What is presented as a struggle against unscrupulous smugglers and the illegal arms trade is in reality aimed above all at the refugees themselves. This is demonstrated by two instances in which the Libyan coast guard fired on two ships operated by non-governmental organisations.

In April, a Libyan speedboat attacked a ship operated by Sea Watch, an NGO that monitors refugee traffic, outside of Libyan territorial waters. Armed personnel stormed the ship under the pretext that it was suspected of illegal fishing, and intimidated the crew by firing shots.

On August 17, the Bourbon Argos, operated by Doctors without Borders, which was sailing in international waters north of Libya as part of a rescue mission, was targeted by the Libyan coast guard. Shots fired from a Libyan speedboat damaged the bridge of the Bourbon Argos, which was subsequently boarded and searched for hours.

Despite this, the EU extended the EUBAN mission, which is aimed at rebuilding the Libyan military and police. EUBAN has the task of “planning a possible future EU mission which would offer advice in the areas of criminal justice, migration, border protection and combatting terrorism, and press ahead with capacity building,” as an agreement approved by the EU foreign ministers stated.

NATO also intends to participate in the operation. On July 9, NATO Secretary General Jens Stoltenberg announced the transformation of the “Active Endeavour” naval mission first established in 2001 into “Sea Guardian,” which operates off the Libyan coast.

One goal is the construction of a presidential guard, which is to enable the EU and US-backed Prime Minister of the unity government, Fayez al-Sarraj, to leave his naval base in Tripoli and bring more territory under his control. In this way it will be possible, among other things, to immediately deport refugees who have arrived in Europe back to the North African country, which the German government in particular is pushing for.

The human rights organisation ProAsyl has justifiably denounced such inhumane actions. “Giving the Libyan coast guard the capability of intercepting refugee boats and bringing people seeking protection back to Libya is complicity in serious violations of human rights,” ProAsyl wrote. Abuse and torture are daily occurrences in the internment camps in Libya where refugees are being imprisoned.

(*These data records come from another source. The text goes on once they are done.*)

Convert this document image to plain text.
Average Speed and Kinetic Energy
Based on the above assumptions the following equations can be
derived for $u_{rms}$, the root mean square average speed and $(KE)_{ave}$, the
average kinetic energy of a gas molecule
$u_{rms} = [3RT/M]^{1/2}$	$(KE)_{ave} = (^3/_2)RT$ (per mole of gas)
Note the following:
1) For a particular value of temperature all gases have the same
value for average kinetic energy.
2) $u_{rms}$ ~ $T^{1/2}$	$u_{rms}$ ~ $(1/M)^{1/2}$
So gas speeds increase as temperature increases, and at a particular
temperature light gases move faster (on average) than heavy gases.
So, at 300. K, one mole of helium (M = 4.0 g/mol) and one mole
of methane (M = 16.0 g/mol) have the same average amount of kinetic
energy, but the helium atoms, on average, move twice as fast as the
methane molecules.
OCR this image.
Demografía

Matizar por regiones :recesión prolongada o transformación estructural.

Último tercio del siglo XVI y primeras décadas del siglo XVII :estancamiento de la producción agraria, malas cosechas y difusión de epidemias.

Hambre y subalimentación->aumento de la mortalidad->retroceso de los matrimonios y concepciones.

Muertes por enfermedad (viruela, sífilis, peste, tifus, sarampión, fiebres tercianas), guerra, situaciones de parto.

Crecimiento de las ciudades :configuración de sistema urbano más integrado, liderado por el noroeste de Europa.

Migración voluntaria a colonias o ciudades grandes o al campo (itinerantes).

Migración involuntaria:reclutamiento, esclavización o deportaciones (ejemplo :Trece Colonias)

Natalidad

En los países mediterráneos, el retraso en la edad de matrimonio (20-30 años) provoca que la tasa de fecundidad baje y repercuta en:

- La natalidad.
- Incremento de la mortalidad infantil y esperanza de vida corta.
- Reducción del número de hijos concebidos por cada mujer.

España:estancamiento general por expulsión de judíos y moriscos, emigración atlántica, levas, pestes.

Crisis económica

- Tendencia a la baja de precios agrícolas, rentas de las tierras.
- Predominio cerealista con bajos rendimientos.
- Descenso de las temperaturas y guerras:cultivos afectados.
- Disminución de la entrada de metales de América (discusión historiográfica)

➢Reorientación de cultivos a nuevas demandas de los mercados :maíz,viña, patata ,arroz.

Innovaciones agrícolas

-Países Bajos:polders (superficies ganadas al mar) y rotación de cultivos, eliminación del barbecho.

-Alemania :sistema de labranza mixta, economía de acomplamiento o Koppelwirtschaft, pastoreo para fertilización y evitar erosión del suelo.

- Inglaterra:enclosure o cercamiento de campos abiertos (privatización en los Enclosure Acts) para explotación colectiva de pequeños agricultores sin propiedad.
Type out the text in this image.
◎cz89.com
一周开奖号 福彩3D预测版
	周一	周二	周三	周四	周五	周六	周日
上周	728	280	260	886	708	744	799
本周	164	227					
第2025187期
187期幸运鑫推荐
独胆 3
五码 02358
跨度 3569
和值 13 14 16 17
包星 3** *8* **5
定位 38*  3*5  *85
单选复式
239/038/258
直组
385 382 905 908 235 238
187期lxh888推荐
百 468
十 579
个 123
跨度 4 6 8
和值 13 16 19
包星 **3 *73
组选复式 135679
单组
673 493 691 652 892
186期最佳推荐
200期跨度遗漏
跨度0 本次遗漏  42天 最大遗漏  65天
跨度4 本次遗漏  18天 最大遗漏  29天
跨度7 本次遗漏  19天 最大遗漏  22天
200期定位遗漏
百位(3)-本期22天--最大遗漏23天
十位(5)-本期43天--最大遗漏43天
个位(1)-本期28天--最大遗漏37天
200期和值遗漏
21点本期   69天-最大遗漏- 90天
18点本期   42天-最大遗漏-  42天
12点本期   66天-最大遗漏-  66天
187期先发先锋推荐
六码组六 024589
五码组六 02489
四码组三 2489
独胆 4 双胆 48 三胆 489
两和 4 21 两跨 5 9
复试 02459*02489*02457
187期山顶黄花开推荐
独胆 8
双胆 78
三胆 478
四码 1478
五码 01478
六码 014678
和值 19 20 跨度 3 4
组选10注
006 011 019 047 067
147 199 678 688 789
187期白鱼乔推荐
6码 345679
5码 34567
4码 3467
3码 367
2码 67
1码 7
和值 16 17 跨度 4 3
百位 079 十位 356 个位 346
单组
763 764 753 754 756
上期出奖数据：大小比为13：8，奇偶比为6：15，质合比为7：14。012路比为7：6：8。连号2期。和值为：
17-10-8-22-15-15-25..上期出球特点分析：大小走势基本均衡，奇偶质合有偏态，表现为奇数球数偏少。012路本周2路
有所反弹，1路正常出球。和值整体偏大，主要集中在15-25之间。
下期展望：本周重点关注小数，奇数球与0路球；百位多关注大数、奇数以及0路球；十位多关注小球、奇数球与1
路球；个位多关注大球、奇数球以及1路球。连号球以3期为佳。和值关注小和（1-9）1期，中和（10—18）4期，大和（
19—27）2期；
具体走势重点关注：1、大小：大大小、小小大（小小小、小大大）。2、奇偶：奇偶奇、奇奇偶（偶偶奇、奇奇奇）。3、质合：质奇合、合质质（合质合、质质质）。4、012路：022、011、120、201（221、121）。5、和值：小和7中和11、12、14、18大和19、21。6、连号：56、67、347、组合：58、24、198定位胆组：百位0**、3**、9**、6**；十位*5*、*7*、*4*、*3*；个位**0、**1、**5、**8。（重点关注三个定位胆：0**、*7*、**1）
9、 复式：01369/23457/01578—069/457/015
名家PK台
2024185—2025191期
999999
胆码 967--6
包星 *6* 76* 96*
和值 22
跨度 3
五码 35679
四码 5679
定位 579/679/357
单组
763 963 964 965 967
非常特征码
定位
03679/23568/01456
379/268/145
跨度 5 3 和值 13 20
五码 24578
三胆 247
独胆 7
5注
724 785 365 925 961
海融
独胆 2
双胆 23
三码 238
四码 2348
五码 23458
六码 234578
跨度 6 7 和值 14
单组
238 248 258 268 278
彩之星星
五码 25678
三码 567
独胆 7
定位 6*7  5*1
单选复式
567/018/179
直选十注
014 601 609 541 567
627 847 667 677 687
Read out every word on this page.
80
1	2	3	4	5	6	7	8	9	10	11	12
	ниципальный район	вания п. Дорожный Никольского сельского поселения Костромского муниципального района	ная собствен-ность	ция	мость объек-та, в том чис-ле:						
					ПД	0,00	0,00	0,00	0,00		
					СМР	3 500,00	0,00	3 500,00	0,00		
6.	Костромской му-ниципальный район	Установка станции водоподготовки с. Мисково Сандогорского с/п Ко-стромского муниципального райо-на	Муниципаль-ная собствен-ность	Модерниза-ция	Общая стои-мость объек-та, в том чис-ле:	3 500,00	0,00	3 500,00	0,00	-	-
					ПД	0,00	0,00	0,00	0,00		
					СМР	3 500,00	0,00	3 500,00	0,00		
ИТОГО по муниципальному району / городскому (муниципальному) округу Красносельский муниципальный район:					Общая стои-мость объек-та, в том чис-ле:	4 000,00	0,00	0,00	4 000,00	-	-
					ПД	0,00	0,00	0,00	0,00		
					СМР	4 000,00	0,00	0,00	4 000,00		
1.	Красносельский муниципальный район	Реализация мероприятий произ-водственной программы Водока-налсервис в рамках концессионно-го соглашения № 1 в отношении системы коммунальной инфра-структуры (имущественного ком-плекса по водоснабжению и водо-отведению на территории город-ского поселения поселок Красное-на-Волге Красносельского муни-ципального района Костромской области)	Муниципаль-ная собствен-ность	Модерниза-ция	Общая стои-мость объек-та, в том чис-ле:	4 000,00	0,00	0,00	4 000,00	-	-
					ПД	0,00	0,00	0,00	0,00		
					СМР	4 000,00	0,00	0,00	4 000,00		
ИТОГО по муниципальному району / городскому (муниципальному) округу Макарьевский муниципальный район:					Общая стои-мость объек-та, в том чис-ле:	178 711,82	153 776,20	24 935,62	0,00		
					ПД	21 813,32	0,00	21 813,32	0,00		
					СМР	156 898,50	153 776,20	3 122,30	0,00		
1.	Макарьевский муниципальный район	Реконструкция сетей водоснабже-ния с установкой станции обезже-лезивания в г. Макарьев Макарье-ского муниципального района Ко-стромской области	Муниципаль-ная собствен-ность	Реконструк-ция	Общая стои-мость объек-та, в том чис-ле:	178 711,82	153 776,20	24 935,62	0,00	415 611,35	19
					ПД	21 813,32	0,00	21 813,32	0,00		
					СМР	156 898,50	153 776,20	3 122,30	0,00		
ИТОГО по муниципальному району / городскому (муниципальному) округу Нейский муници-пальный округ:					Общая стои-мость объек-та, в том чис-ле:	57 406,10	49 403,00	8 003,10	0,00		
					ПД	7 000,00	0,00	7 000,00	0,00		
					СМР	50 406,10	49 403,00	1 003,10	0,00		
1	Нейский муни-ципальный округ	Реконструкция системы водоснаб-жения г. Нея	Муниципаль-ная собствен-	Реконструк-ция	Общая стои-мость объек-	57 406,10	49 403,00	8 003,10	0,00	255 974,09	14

While the US and its allies are currently escalating the wars in Syria and Libya, thus driving millions more to flee their homes, the European Union is sealing off their escape routes. With boundless cynicism, the western powers are forcing refugees, fleeing the consequences of their own aggressive foreign policy, to attempt ever more dangerous routes, or supporting puppet regimes to intern them in transit states.